Considérant ce qui suit :
Sans qu'il soit besoin de statuer sur la fin de non-recevoir opposée par la commune de La Chapelle-Saint-Luc :
1. Aux termes de l'article L. 410-1 du code de l'urbanisme : " Le certificat d'urbanisme, en fonction de la demande présentée : (...) / b) Indique en outre, lorsque la demande a précisé la nature de l'opération envisagée ainsi que la localisation approximative et la destination des bâtiments projetés, si le terrain peut être utilisé pour la réalisation de cette opération ainsi que l'état des équipements publics existants ou prévus. / (...)." Aux termes de l'article R. 111-2 du code de l'urbanisme : " Le projet peut être refusé ou n'être accepté que sous réserve de l'observation de prescriptions spéciales s'il est de nature à porter atteinte à la salubrité ou à la sécurité publique du fait de sa situation, de ses caractéristiques, de son importance ou de son implantation à proximité d'autres installations ".

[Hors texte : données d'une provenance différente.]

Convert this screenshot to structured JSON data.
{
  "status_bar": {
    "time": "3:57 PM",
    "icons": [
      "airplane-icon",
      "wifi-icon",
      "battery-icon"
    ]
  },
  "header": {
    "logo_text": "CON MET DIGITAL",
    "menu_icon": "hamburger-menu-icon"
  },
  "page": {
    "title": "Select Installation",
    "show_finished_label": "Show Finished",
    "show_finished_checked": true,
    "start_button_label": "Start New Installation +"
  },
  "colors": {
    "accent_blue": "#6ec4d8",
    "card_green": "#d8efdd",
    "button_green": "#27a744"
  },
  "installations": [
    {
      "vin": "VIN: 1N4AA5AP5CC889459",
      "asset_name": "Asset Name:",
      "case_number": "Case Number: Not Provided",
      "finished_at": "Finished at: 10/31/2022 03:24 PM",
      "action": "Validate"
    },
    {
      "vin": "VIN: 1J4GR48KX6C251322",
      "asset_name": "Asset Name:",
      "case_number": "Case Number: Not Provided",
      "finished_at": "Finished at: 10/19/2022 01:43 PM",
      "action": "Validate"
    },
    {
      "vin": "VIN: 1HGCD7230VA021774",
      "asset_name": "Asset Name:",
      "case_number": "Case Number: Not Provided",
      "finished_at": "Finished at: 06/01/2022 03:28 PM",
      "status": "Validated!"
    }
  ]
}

Sur la régularité du jugement attaqué :
2. M. B...soutient que le tribunal administratif n'a pas répondu au moyen tiré de ce que c'est à tort que le maire de La Chapelle-Saint-Luc lui a opposé un certificat d'urbanisme négatif, cette mesure étant excessive au regard des objectifs de sécurité juridique poursuivis. Cependant, en jugeant que le maire n'avait pas commis d'erreur d'appréciation en indiquant au pétitionnaire que son projet n'était pas réalisable dès lors qu'il comportait un risque pour la sécurité publique, les premiers juges ont répondu à ce moyen. Le jugement n'est donc pas entaché d'omission à statuer.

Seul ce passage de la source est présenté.